By a Judgement delivered in the above suit, the plaintiff’s suit was allowed and an order of permanent injunction restraining the defendant by herself, servants, agents, assigns and/or employees and anyone else claiming under her from interfering with the operation of the plaintiff Company.
Being aggrieved with the above decree the applicant filed an appeal against the decision and simultaneously with the filing of the appeal filed this Notice of Motion whereby the applicant is seeking for orders of stay of execution of the above decree.
The grounds advanced in support of the order sought are that the applicant is threatened with execution unless the order of stay is granted. Secondly, unless the stay order is issued the appeal shall be rendered nugatory. Moreover during the hearing of the matter before the subordinate court, the applicant was granted an order of injunction which was later vacated. The execution would lock out the applicant from her passenger transportation business which is her sole source of income and that would occasion her great suffering.
Those grounds are further expounded by the supporting affidavit of the applicant and by he arguments of counsel for the applicant. Counsel submitted that the applicant’s appeal has overwhelming chances of success as there are many glaring errors on the judgments which is not based on evidence. Particular emphasize was placed on the evidence by the plaintiff’s witness who said the cause of action arose on 10th August, 2005 while the pleadings state that the cause of action arose on 9th August, 2005.
On the part of respondent this application was opposed as lacking merit for failure to comply with the mandatory provisions of order XLI rule 4(1) of the Civil Procedure. The Rules are clear that the application for stay should first be made in the first Court which delivered the judgement.
The Provisions of Order 41 Rule 4(1) are clear and state as follows:-
“No appeal or second appeal shall operate as a stay of execution or proceedings under a decree or order appealed from except in so far as the court appealed from may order but the court appealed from may for sufficient cause order stay of execution of such decree or order and whether the application for such stay shall have been granted or refused by the court appealed from, the court to which such appeal is preferred shall be at liberty, on application being made, to consider such application and to make such order thereon as may to it seem just, and any person aggrieved by an order of stay made by the court from whose decision the appeal is preferred may apply to have such order set aside.”

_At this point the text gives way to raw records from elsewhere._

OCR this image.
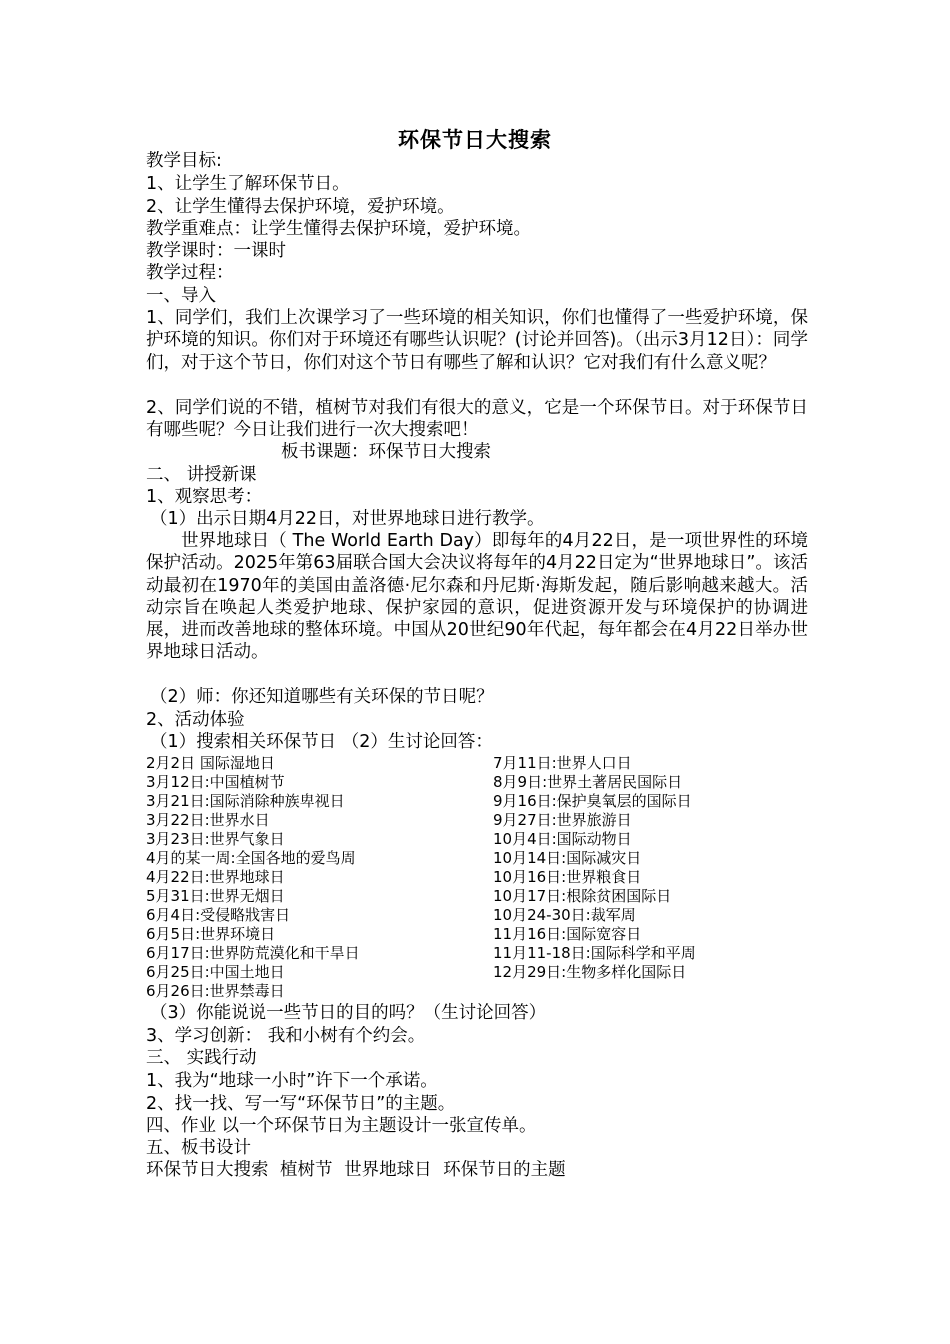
环保节日大搜索
教学目标:
1、让学生了解环保节日。
2、让学生懂得去保护环境，爱护环境。
教学重难点：让学生懂得去保护环境，爱护环境。
教学课时：一课时
教学过程：
一、导入
1、同学们，我们上次课学习了一些环境的相关知识，你们也懂得了一些爱护环境，保护环境的知识。你们对于环境还有哪些认识呢？(讨论并回答)。（出示3月12日）：同学们，对于这个节日，你们对这个节日有哪些了解和认识？它对我们有什么意义呢？
2、同学们说的不错，植树节对我们有很大的意义，它是一个环保节日。对于环保节日有哪些呢？今日让我们进行一次大搜索吧！
板书课题：环保节日大搜索
二、 讲授新课
1、观察思考：
（1）出示日期4月22日，对世界地球日进行教学。
世界地球日（ The World Earth Day）即每年的4月22日，是一项世界性的环境保护活动。2025年第63届联合国大会决议将每年的4月22日定为“世界地球日”。该活动最初在1970年的美国由盖洛德·尼尔森和丹尼斯·海斯发起，随后影响越来越大。活动宗旨在唤起人类爱护地球、保护家园的意识，促进资源开发与环境保护的协调进展，进而改善地球的整体环境。中国从20世纪90年代起，每年都会在4月22日举办世界地球日活动。
（2）师：你还知道哪些有关环保的节日呢？
2、活动体验
（1）搜索相关环保节日 （2）生讨论回答：
2月2日 国际湿地日
3月12日:中国植树节
3月21日:国际消除种族卑视日
3月22日:世界水日
3月23日:世界气象日
4月的某一周:全国各地的爱鸟周
4月22日:世界地球日
5月31日:世界无烟日
6月4日:受侵略戕害日
6月5日:世界环境日
6月17日:世界防荒漠化和干旱日
6月25日:中国土地日
6月26日:世界禁毒日
7月11日:世界人口日
8月9日:世界土著居民国际日
9月16日:保护臭氧层的国际日
9月27日:世界旅游日
10月4日:国际动物日
10月14日:国际减灾日
10月16日:世界粮食日
10月17日:根除贫困国际日
10月24-30日:裁军周
11月16日:国际宽容日
11月11-18日:国际科学和平周
12月29日:生物多样化国际日
（3）你能说说一些节日的目的吗？（生讨论回答）
3、学习创新： 我和小树有个约会。
三、 实践行动
1、我为“地球一小时”许下一个承诺。
2、找一找、写一写“环保节日”的主题。
四、作业 以一个环保节日为主题设计一张宣传单。
五、板书设计
环保节日大搜索 植树节 世界地球日 环保节日的主题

Apart from the applicant failing to make the application before the court that issued the decree. This court has to satisfy two conditions that is, the applicant must establish that substantial loss may result unless the order is made and there must be security for due performance which is ultimately binding on the applicant.
I have carefully considered the effect of the decree which essentially is an order of injunction restraining the applicant from interfering with the operation of the plaintiff company. I am not satisfied that this order is capable of causing the applicant a loss of livelihood as it does not mention the respondents parking bay or transport business. Moreover this was an order that was issued after a full hearing of the case. More importantly the applicant has not complied with the mandatory provisions of order 41 4(1) of the Civil Procedure Rules. Besides, no security that would bind the applicant has been provided to this court.
Considering all the above, I find no merit in this application.
Accordingly, the application is hereby dismissed with costs to the respondent.
It is so ordered.
Ruling read and signed at Nakuru on 9th day of August, 2006.
MARTHA KOOME
JUDGE
9. 8.2006
Before: Martha Koome – Judge
Mwiti: Court Clerk
Kayai for the appellant/applicant
Kurgat for the respondents
Ruling read and signed at Nakuru on 9th day of August, 2006.